Looks like test02 isn’t running the latest revision version of the snap, and I understand that all members of the cluster should be running the same revision.

@stgraber is this correct, and if so, shouldn’t the snap service now deliver the same revision to all cluster members when they refresh?

mihailigoshin · October 15, 2021, 1:23pm

test01:

type: snapd
snap-id: PMrrV4ml8uWuEUDBT8dSGnKUYbevVhc4
tracking: latest/stable
refresh-date: 2 days ago, at 07:05 UTC
channels:
latest/stable: 2.51.7 2021-09-23 (13170) 33MB -
latest/candidate: 2.52.1 2021-10-11 (13640) 34MB -
latest/beta: 2.52.1 2021-10-05 (13640) 34MB -
latest/edge: 2.52.1+git1353.g6d1a7e7 2021-10-15 (13739) 43MB -
installed: 2.52 (13270) 33MB snapd

test02:

type: snapd
snap-id: PMrrV4ml8uWuEUDBT8dSGnKUYbevVhc4
tracking: latest/stable
refresh-date: 2 days ago, at 07:01 UTC
channels:
latest/stable: 2.51.7 2021-09-23 (13170) 33MB -
latest/candidate: 2.52.1 2021-10-11 (13640) 34MB -
latest/beta: 2.52.1 2021-10-05 (13640) 34MB -
latest/edge: 2.52.1+git1353.g6d1a7e7 2021-10-15 (13739) 43MB -
installed: 2.52 (13270) 33MB snapd

test03:

type: snapd
snap-id: PMrrV4ml8uWuEUDBT8dSGnKUYbevVhc4
tracking: latest/stable
refresh-date: 2 days ago, at 07:11 UTC
channels:
latest/stable: 2.51.7 2021-09-23 (13170) 33MB -
latest/candidate: 2.52.1 2021-10-11 (13640) 34MB -
latest/beta: 2.52.1 2021-10-05 (13640) 34MB -
latest/edge: 2.52.1+git1353.g6d1a7e7 2021-10-15 (13739) 43MB -
installed: 2.52 (13270) 33MB snapd

stgraber · October 15, 2021, 5:53pm

Try running snap switch lxd --cohort=+ on all systems followed by snap refresh lxd

mihailigoshin · October 15, 2021, 6:11pm

test01:

error: snap “lxd” has “auto-refresh” change in progress

test02:

“lxd” switched to the “+” cohort

test03:

error: snap “lxd” has “refresh-snap” change in progress

After update lxd on test02 I was able to execute the command above successfully.

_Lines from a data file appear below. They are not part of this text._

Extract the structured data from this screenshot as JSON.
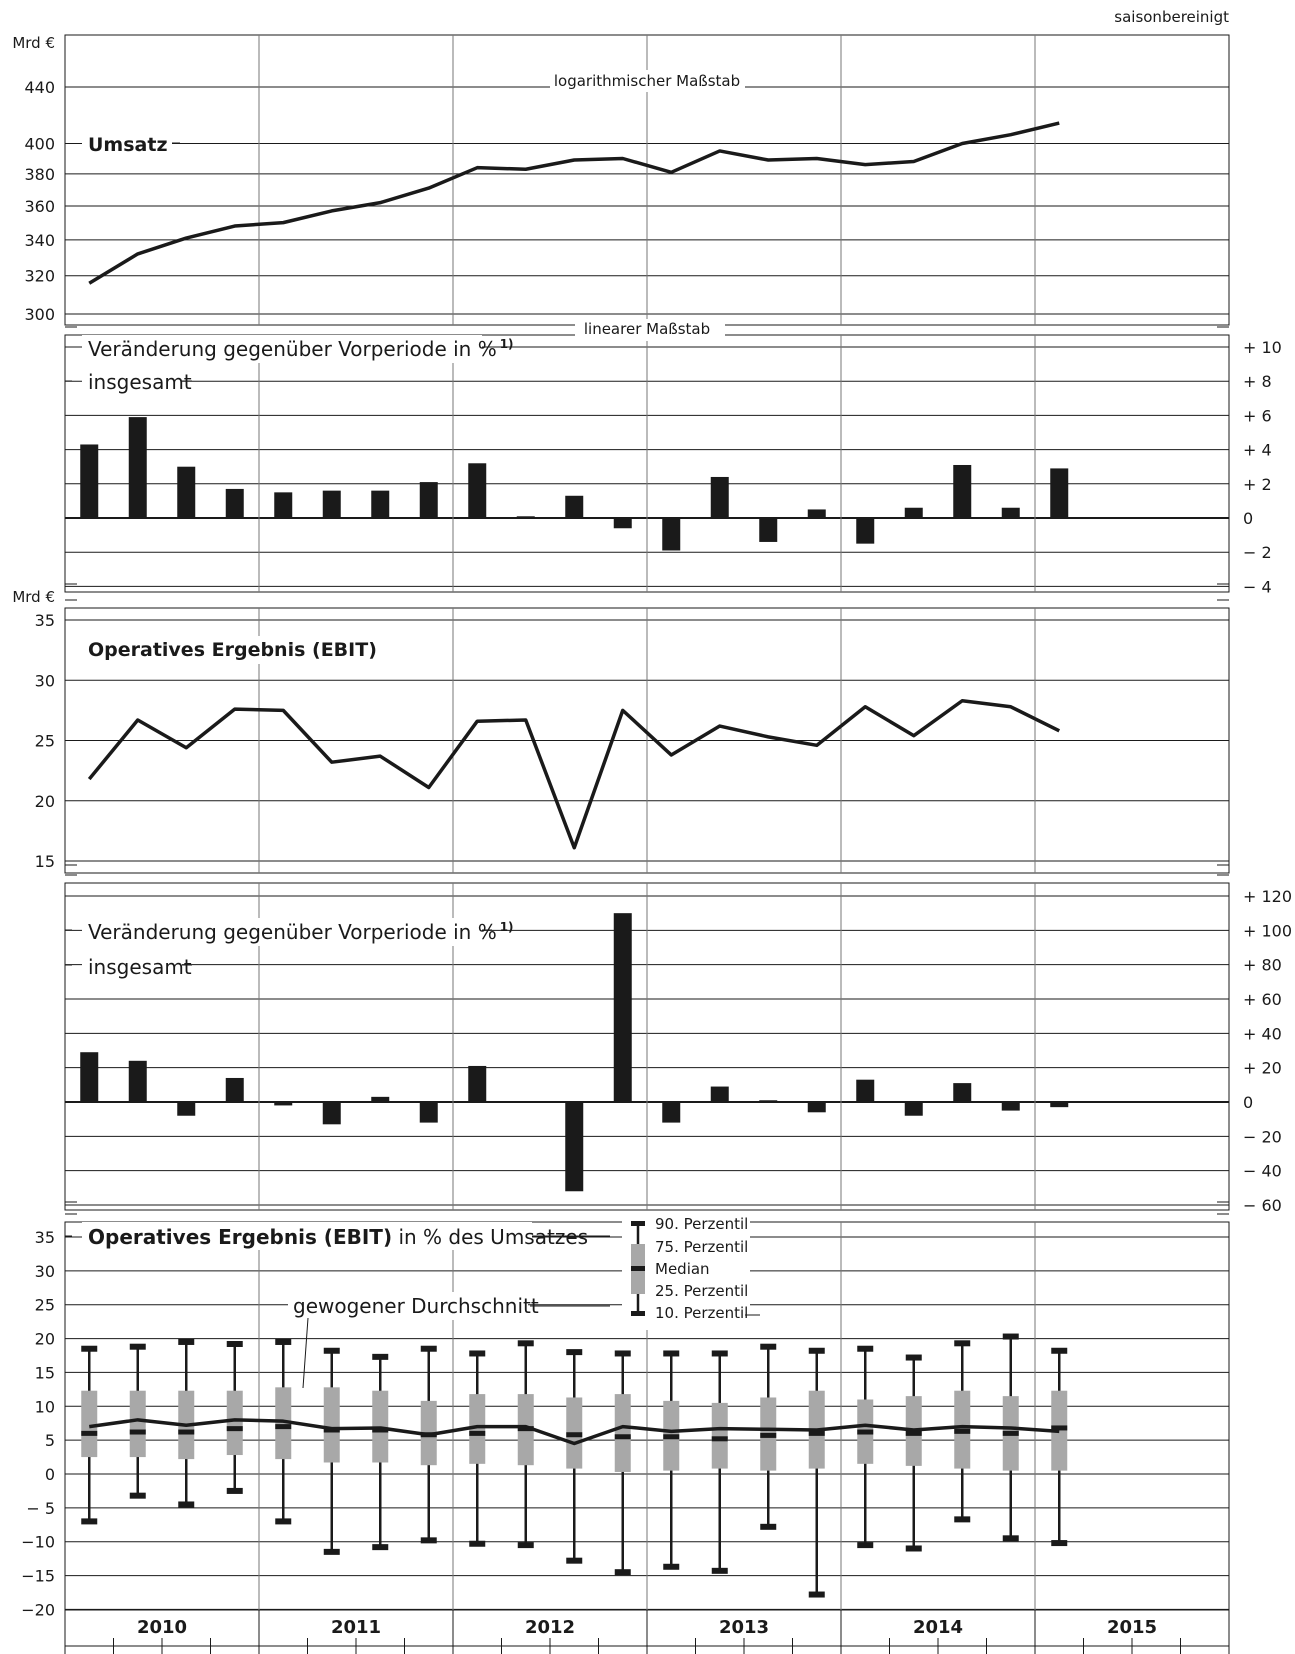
{
  "header": {
    "note": "saisonbereinigt"
  },
  "years": [
    "2010",
    "2011",
    "2012",
    "2013",
    "2014",
    "2015"
  ],
  "chart_data": [
    {
      "id": "umsatz",
      "type": "line",
      "title": "Umsatz",
      "unit_label": "Mrd €",
      "scale_note": "logarithmischer Maßstab",
      "log_scale": true,
      "ylim": [
        295,
        460
      ],
      "yticks": [
        300,
        320,
        340,
        360,
        380,
        400,
        440
      ],
      "series": [
        {
          "values": [
            316,
            332,
            341,
            348,
            350,
            357,
            362,
            371,
            384,
            383,
            389,
            390,
            381,
            395,
            389,
            390,
            386,
            388,
            400,
            406,
            414
          ]
        }
      ]
    },
    {
      "id": "umsatz_change",
      "type": "bar",
      "scale_note": "linearer Maßstab",
      "label_change": "Veränderung gegenüber Vorperiode in %",
      "label_change_sup": "1)",
      "label_total": "insgesamt",
      "ylim": [
        -4,
        10
      ],
      "ytick_labels": [
        {
          "v": 10,
          "t": "+ 10"
        },
        {
          "v": 8,
          "t": "+ 8"
        },
        {
          "v": 6,
          "t": "+ 6"
        },
        {
          "v": 4,
          "t": "+ 4"
        },
        {
          "v": 2,
          "t": "+ 2"
        },
        {
          "v": 0,
          "t": "0"
        },
        {
          "v": -2,
          "t": "− 2"
        },
        {
          "v": -4,
          "t": "− 4"
        }
      ],
      "values": [
        4.3,
        5.9,
        3.0,
        1.7,
        1.5,
        1.6,
        1.6,
        2.1,
        3.2,
        0.1,
        1.3,
        -0.6,
        -1.9,
        2.4,
        -1.4,
        0.5,
        -1.5,
        0.6,
        3.1,
        0.6,
        2.9
      ]
    },
    {
      "id": "ebit",
      "type": "line",
      "title": "Operatives Ergebnis (EBIT)",
      "unit_label": "Mrd €",
      "ylim": [
        14,
        36
      ],
      "yticks": [
        15,
        20,
        25,
        30,
        35
      ],
      "series": [
        {
          "values": [
            21.8,
            26.7,
            24.4,
            27.6,
            27.5,
            23.2,
            23.7,
            21.1,
            26.6,
            26.7,
            16.1,
            27.5,
            23.8,
            26.2,
            25.3,
            24.6,
            27.8,
            25.4,
            28.3,
            27.8,
            25.8
          ]
        }
      ]
    },
    {
      "id": "ebit_change",
      "type": "bar",
      "label_change": "Veränderung gegenüber Vorperiode in %",
      "label_change_sup": "1)",
      "label_total": "insgesamt",
      "ylim": [
        -60,
        120
      ],
      "ytick_labels": [
        {
          "v": 120,
          "t": "+ 120"
        },
        {
          "v": 100,
          "t": "+ 100"
        },
        {
          "v": 80,
          "t": "+ 80"
        },
        {
          "v": 60,
          "t": "+ 60"
        },
        {
          "v": 40,
          "t": "+ 40"
        },
        {
          "v": 20,
          "t": "+ 20"
        },
        {
          "v": 0,
          "t": "0"
        },
        {
          "v": -20,
          "t": "− 20"
        },
        {
          "v": -40,
          "t": "− 40"
        },
        {
          "v": -60,
          "t": "− 60"
        }
      ],
      "values": [
        29,
        24,
        -8,
        14,
        -2,
        -13,
        3,
        -12,
        21,
        0,
        -52,
        110,
        -12,
        9,
        1,
        -6,
        13,
        -8,
        11,
        -5,
        -3
      ]
    },
    {
      "id": "ebit_margin",
      "type": "boxplot",
      "title_bold": "Operatives Ergebnis (EBIT)",
      "title_rest": " in % des Umsatzes",
      "avg_label": "gewogener Durchschnitt",
      "legend": [
        "90. Perzentil",
        "75. Perzentil",
        "Median",
        "25. Perzentil",
        "10. Perzentil"
      ],
      "ylim": [
        -20,
        35
      ],
      "ytick_labels": [
        {
          "v": 35,
          "t": "35"
        },
        {
          "v": 30,
          "t": "30"
        },
        {
          "v": 25,
          "t": "25"
        },
        {
          "v": 20,
          "t": "20"
        },
        {
          "v": 15,
          "t": "15"
        },
        {
          "v": 10,
          "t": "10"
        },
        {
          "v": 5,
          "t": "5"
        },
        {
          "v": 0,
          "t": "0"
        },
        {
          "v": -5,
          "t": "− 5"
        },
        {
          "v": -10,
          "t": "−10"
        },
        {
          "v": -15,
          "t": "−15"
        },
        {
          "v": -20,
          "t": "−20"
        }
      ],
      "p90": [
        18.5,
        18.8,
        19.5,
        19.2,
        19.5,
        18.2,
        17.3,
        18.5,
        17.8,
        19.3,
        18.0,
        17.8,
        17.8,
        17.8,
        18.8,
        18.2,
        18.5,
        17.2,
        19.3,
        20.3,
        18.2
      ],
      "p75": [
        12.3,
        12.3,
        12.3,
        12.3,
        12.8,
        12.8,
        12.3,
        10.8,
        11.8,
        11.8,
        11.3,
        11.8,
        10.8,
        10.5,
        11.3,
        12.3,
        11.0,
        11.5,
        12.3,
        11.5,
        12.3
      ],
      "median": [
        6.0,
        6.2,
        6.2,
        6.7,
        7.0,
        6.5,
        6.5,
        5.8,
        6.0,
        6.7,
        5.8,
        5.5,
        5.5,
        5.2,
        5.7,
        6.0,
        6.2,
        6.0,
        6.3,
        6.0,
        6.8
      ],
      "p25": [
        2.5,
        2.5,
        2.2,
        2.8,
        2.2,
        1.7,
        1.7,
        1.3,
        1.5,
        1.3,
        0.8,
        0.3,
        0.5,
        0.8,
        0.5,
        0.8,
        1.5,
        1.2,
        0.8,
        0.5,
        0.5
      ],
      "p10": [
        -7.0,
        -3.2,
        -4.5,
        -2.5,
        -7.0,
        -11.5,
        -10.8,
        -9.8,
        -10.3,
        -10.5,
        -12.8,
        -14.5,
        -13.7,
        -14.3,
        -7.8,
        -17.8,
        -10.5,
        -11.0,
        -6.7,
        -9.5,
        -10.2
      ],
      "weighted_avg": [
        7.0,
        8.0,
        7.2,
        8.0,
        7.8,
        6.7,
        6.8,
        5.8,
        7.0,
        7.0,
        4.5,
        7.0,
        6.3,
        6.7,
        6.6,
        6.5,
        7.2,
        6.5,
        7.0,
        6.8,
        6.3
      ]
    }
  ]
}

So, how we can prevent one faulty server to break the whole cluster?

And what is doing “lxd” switched to the “+” cohort

stgraber · October 15, 2021, 6:37pm

Now that you’ve manually done this, you should be good moving forward, though I’m confused that the cohort key wasn’t properly set already.

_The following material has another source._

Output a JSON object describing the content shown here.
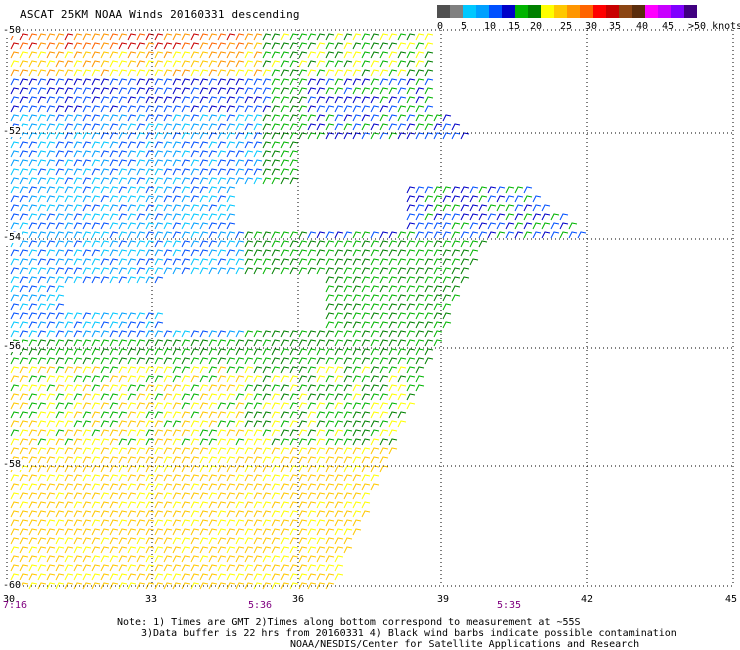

Basically we rollout fixed versions of LXD progressively to avoid overloading the store. Because all clustered servers should be on the same version, there is a special key (+) which can be passed to the store to tell it that no matter the state of the phased rollout, we want all those systems to get the revision being pushed out.

mihailigoshin · October 15, 2021, 6:50pm

Got it. Thank you.

tomp · October 15, 2021, 8:41pm

How do the other members get added to the cohort, is this something we could apply via a cluster notification when the first member upgrades?

stgraber · October 15, 2021, 8:44pm

We’re currently doing it in two places. On daemon startup, we check for cluster.crt and if found, attempt to set the cohort key.

Then we again attempt to set the cohort key just before calling snap refresh in the cluster notification hook.

tomp · October 16, 2021, 8:06pm

Hrm, strange so either the cohort key setting failed, the notification never came, or something unset it again.